About 500 people showed up to a public hearing in Big Rapids hosted by Michigan’s Department of Environmental Quality last night. Almost every one of them spoke against Nestle’s plan to pump 400 gallons of water a minute to sell under the company’s Ice Mountain bottled water brand.
They had other complaints, too.
Nestle is already the largest water bottler in Michigan. Right now, the company pumps 250 gallons per minute from its existing well near Evart, Michigan.
Many people cited specific concerns about depleting water resources near Nestle’s existing well near Evart, Michigan. Others worried the first-of-its-kind permit could open the door to other bottling companies who want to pump more than 200,000 gallons a day.
Detroit resident Nicole Hill seemed to sum up the underlying feeling in the room.
“Nestle is so greedy!” Hill said.
Hill and a dozen others said it is “outrageous” that Nestle is able to pump such a large volume of water on one side of the state, while people in Detroit and Flint pay some of the highest water rates in the country.
Ludington resident Karen Opperman said the state should collect more than the annual $200 dollar fee the permit would cost Nestle.
“For the citizens of Michigan and frankly as a former public school teacher I’m pretty cheesed off we’re not getting anything out of this deal,” Opperman said.
A handful of people spoke up for Nestle, but the crowd was arguably even tougher on Michigan’s Department of Environmental Quality.
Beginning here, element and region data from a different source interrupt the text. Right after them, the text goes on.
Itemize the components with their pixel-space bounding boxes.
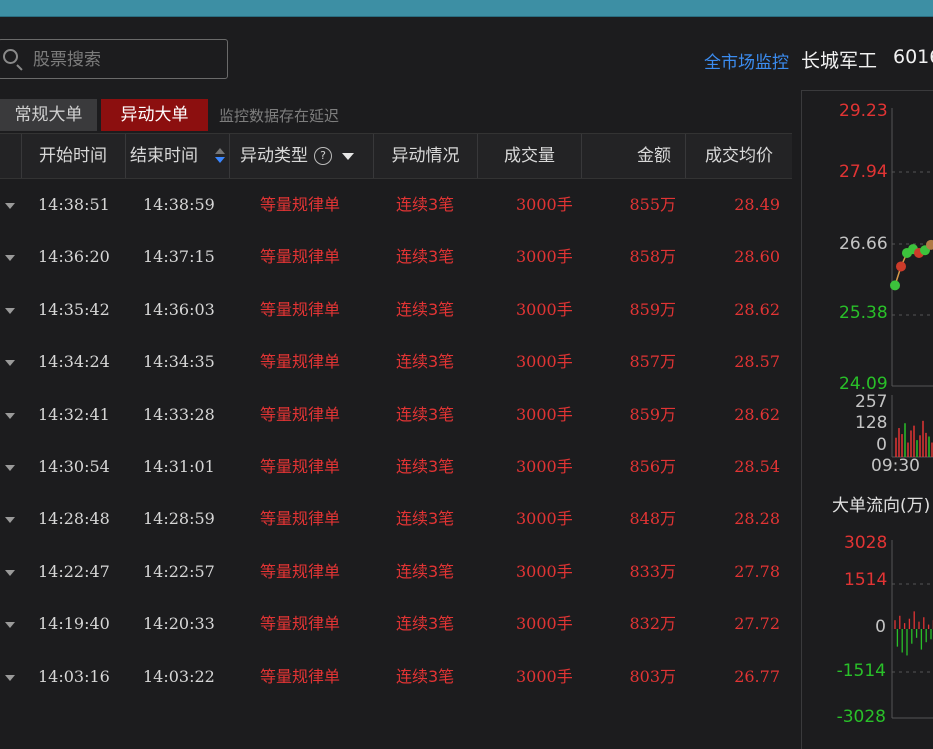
flow-tick-zero: 0 xyxy=(875,617,886,637)
price-tick-upper: 27.94 xyxy=(839,162,888,182)
flow-tick-neg-max: -3028 xyxy=(836,707,886,727)
flow-tick-half: 1514 xyxy=(844,570,888,590)
price-tick-lower: 25.38 xyxy=(839,303,888,323)
time-tick-start: 09:30 xyxy=(871,456,920,476)
flow-tick-max: 3028 xyxy=(844,533,888,553)
price-tick-mid: 26.66 xyxy=(839,234,888,254)
price-point xyxy=(890,280,900,291)
big-order-flow-title: 大单流向(万) xyxy=(832,496,931,516)
volume-tick-zero: 0 xyxy=(876,435,887,455)
volume-tick-mid: 128 xyxy=(855,413,888,433)
price-tick-high: 29.23 xyxy=(839,101,888,121)
price-tick-low: 24.09 xyxy=(839,374,888,394)
flow-tick-neg-half: -1514 xyxy=(836,661,886,681)
price-point xyxy=(896,261,906,272)
volume-tick-max: 257 xyxy=(855,392,888,412)
charts-svg xyxy=(890,108,933,719)
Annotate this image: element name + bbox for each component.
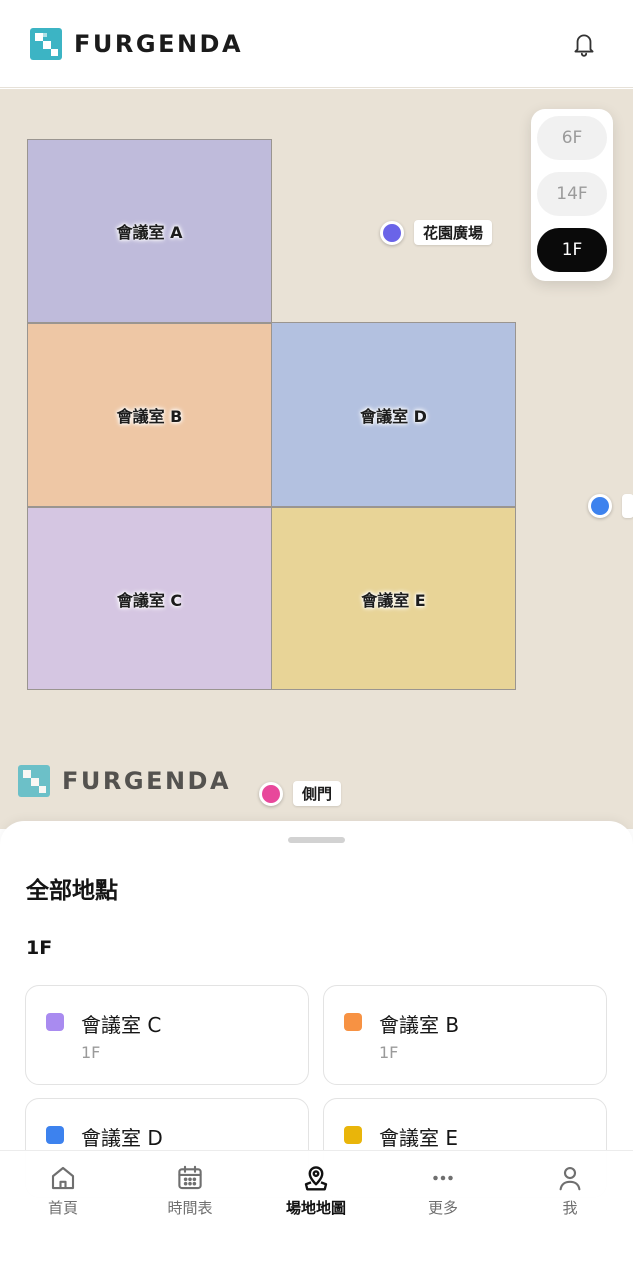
location-color-swatch [46,1126,64,1144]
tab-schedule[interactable]: 時間表 [127,1163,253,1218]
poi-label: 花園廣場 [414,220,493,245]
floor-option-1f[interactable]: 1F [537,228,607,272]
location-name: 會議室 E [379,1126,458,1150]
profile-icon [559,1166,581,1191]
room-b-label: 會議室 B [116,407,183,426]
room-d-label: 會議室 D [360,406,427,426]
location-floor: 1F [81,1043,101,1062]
bell-icon[interactable] [571,30,597,58]
more-icon [433,1175,453,1181]
map-watermark-logo: FURGENDA [18,765,231,797]
location-color-swatch [344,1013,362,1031]
poi-marker [259,781,283,806]
location-floor: 1F [379,1043,399,1062]
location-color-swatch [46,1013,64,1031]
location-card-b[interactable]: 會議室 B 1F [323,985,607,1085]
tab-label: 場地地圖 [285,1199,346,1217]
room-e-label: 會議室 E [361,590,426,610]
watermark-brand: FURGENDA [62,767,232,795]
poi-label: 側門 [293,781,342,806]
location-name: 會議室 D [81,1126,163,1150]
room-b[interactable]: 會議室 B [27,323,272,507]
tab-profile[interactable]: 我 [507,1163,633,1218]
location-name: 會議室 B [379,1013,460,1037]
poi-side-gate[interactable]: 側門 [259,781,342,806]
poi-label-truncated [622,494,633,518]
room-d[interactable]: 會議室 D [271,322,516,507]
room-e[interactable]: 會議室 E [271,507,516,690]
app-header: FURGENDA [0,0,633,88]
room-a[interactable]: 會議室 A [27,139,272,323]
tab-label: 首頁 [47,1199,78,1217]
location-card-c[interactable]: 會議室 C 1F [25,985,309,1085]
furgenda-logo-icon [18,765,50,797]
room-a-label: 會議室 A [116,223,183,242]
room-c-label: 會議室 C [116,590,183,610]
floor-heading: 1F [26,937,53,959]
tab-label: 時間表 [167,1199,213,1217]
poi-marker [380,220,404,245]
location-name: 會議室 C [81,1013,162,1037]
location-color-swatch [344,1126,362,1144]
poi-right-edge[interactable] [588,494,633,518]
floor-selector: 6F 14F 1F [531,109,613,281]
poi-marker [588,494,612,518]
sheet-title: 全部地點 [26,878,118,904]
floor-option-6f[interactable]: 6F [537,116,607,160]
tab-more[interactable]: 更多 [380,1163,506,1218]
room-c[interactable]: 會議室 C [27,507,272,690]
brand-name: FURGENDA [74,29,244,58]
poi-garden-plaza[interactable]: 花園廣場 [380,220,493,245]
tab-label: 我 [562,1199,578,1217]
tab-label: 更多 [427,1199,458,1217]
floor-option-14f[interactable]: 14F [537,172,607,216]
venue-map[interactable]: 會議室 A 會議室 B 會議室 C 會議室 D 會議室 E 花園廣場 側門 FU… [0,89,633,829]
sheet-drag-handle[interactable] [288,837,345,843]
map-pin-icon [304,1166,328,1191]
tab-venue-map[interactable]: 場地地圖 [253,1163,379,1218]
calendar-icon [178,1165,202,1190]
home-icon [51,1166,75,1190]
bottom-tab-bar: 首頁 時間表 場地地圖 更多 我 [0,1150,633,1280]
furgenda-logo-icon [30,27,62,60]
tab-home[interactable]: 首頁 [0,1163,126,1218]
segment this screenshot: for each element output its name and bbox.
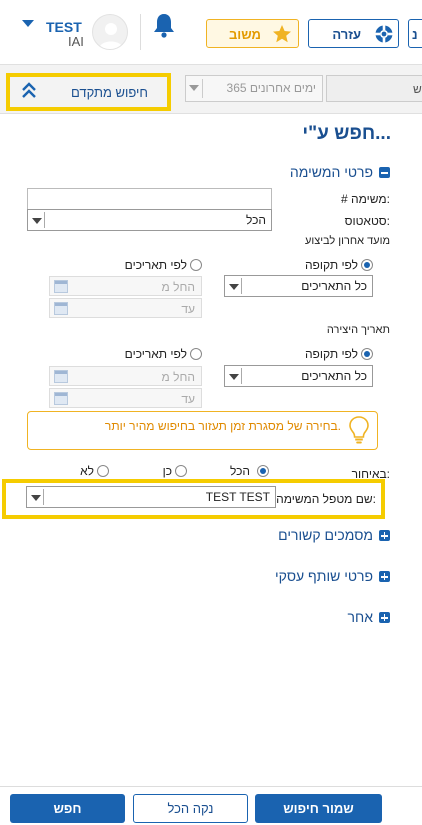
calendar-icon[interactable]: [54, 370, 68, 383]
handler-select-value: TEST TEST: [205, 490, 270, 504]
creation-period-select-value: כל התאריכים: [301, 369, 367, 383]
late-all-label: הכל: [229, 464, 250, 478]
creation-to-date-input[interactable]: עד: [49, 388, 202, 408]
due-from-date-input[interactable]: החל מ: [49, 276, 202, 296]
calendar-icon[interactable]: [54, 302, 68, 315]
save-search-button[interactable]: שמור חיפוש: [255, 794, 382, 823]
handler-label: שם מטפל המשימה:: [276, 492, 376, 506]
late-all-radio[interactable]: [257, 465, 269, 477]
due-by-dates-radio[interactable]: [190, 259, 202, 271]
section-other[interactable]: אחר: [348, 609, 373, 625]
expand-section-icon[interactable]: [379, 612, 390, 623]
save-search-label: שמור חיפוש: [283, 801, 354, 816]
collapse-section-icon[interactable]: [379, 167, 390, 178]
quick-search-input[interactable]: ש: [326, 75, 422, 102]
search-button[interactable]: חפש: [10, 794, 125, 823]
clear-all-button[interactable]: נקה הכל: [133, 794, 248, 823]
user-menu-chevron-icon[interactable]: [22, 20, 34, 27]
due-by-dates-label: לפי תאריכים: [124, 258, 187, 272]
status-select[interactable]: הכל: [27, 209, 272, 231]
user-silhouette-icon: [99, 23, 123, 49]
chevron-down-icon: [32, 218, 42, 224]
status-select-value: הכל: [245, 213, 266, 227]
double-chevron-up-icon: [22, 82, 36, 98]
select-divider: [44, 212, 45, 228]
avatar[interactable]: [92, 14, 128, 50]
period-select-value: 365 ימים אחרונים: [226, 81, 316, 95]
clear-all-label: נקה הכל: [167, 801, 214, 816]
chevron-down-icon: [229, 284, 239, 290]
select-divider: [241, 368, 242, 384]
due-to-date-input[interactable]: עד: [49, 298, 202, 318]
cropped-header-button[interactable]: נ: [408, 19, 422, 48]
due-period-select-value: כל התאריכים: [301, 279, 367, 293]
task-number-label: # משימה:: [341, 192, 390, 206]
calendar-icon[interactable]: [54, 392, 68, 405]
search-label: חפש: [53, 801, 82, 816]
quick-search-value: ש: [413, 82, 422, 96]
due-by-period-label: לפי תקופה: [304, 258, 358, 272]
handler-field-highlight: שם מטפל המשימה: TEST TEST: [2, 479, 385, 519]
due-by-period-radio[interactable]: [361, 259, 373, 271]
select-divider: [202, 79, 203, 98]
period-select[interactable]: 365 ימים אחרונים: [185, 75, 323, 102]
cropped-header-button-label: נ: [412, 27, 418, 42]
select-divider: [43, 489, 44, 505]
timeframe-hint: בחירה של מסגרת זמן תעזור בחיפוש מהיר יות…: [27, 411, 378, 450]
feedback-label: משוב: [228, 27, 261, 42]
calendar-icon[interactable]: [54, 280, 68, 293]
creation-by-dates-radio[interactable]: [190, 348, 202, 360]
late-yes-radio[interactable]: [175, 465, 187, 477]
expand-section-icon[interactable]: [379, 530, 390, 541]
help-label: עזרה: [332, 27, 361, 42]
section-task-details[interactable]: פרטי המשימה: [290, 164, 373, 180]
creation-from-placeholder: החל מ: [161, 370, 195, 384]
late-no-label: לא: [80, 464, 94, 478]
select-divider: [241, 278, 242, 294]
bell-icon[interactable]: [152, 12, 176, 38]
due-date-label: מועד אחרון לביצוע: [304, 235, 390, 247]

“Ef the DEQ,” Flint resident Tony Palladino Jr. told the MDEQ panel, giving them the bird as he approached the microphone.
A number of people brought up MDEQ’s role in the Flint water crisis, noting criminal charges against five current or former employees at the agency. But it wasn’t only the busload full of Flint residents who gave MDEQ grief.
One woman suggested the agency put out Nestle propaganda because charts MDEQ made available compared Nestle to other, much larger water users – farms, a steel company, paper companies and power companies. She ended her comments by ripping up the paper flyer and encouraging others to do the same.
“We want to know: where’s the director? When we come to these hearings we want to speak to the leadership. Why is she not here?” Sylvia Orduno, with the Michigan Welfare Rights Organization, demanded.
“We need the DEQ to step up and do its job and when I’m talking to people out in the hallway they’re telling me ‘well this isn’t our responsibility, you’ve got to go to your elected officials.’ No, you have been entrusted with this responsibility from the federal government and you need to do your job,” Orduno said.
At that point the crowd got to its feet, shouting “Do your job! Do your job!”
“Okay, thank you, people. We hear you. We hear you. We hear you,” said MDEQ’s Phil Roycraft, who works at the Cadillac office.
MDEQ says it cannot consider public support for or opposition to a permit when making a decision. The agency has received more than 50,000 comments on the proposed permit so far.
An MDEQ spokeswoman said the agency can only evaluate if the water is safe to drink and that there are “no adverse impacts to the watershed." A video presentation loop before the hearing informed residents MDEQ would evaluate "environmental, hydrological, and hydrogeological conditions" and was interested in gathering information about those issues.
The agency will accept public comment through April 21st.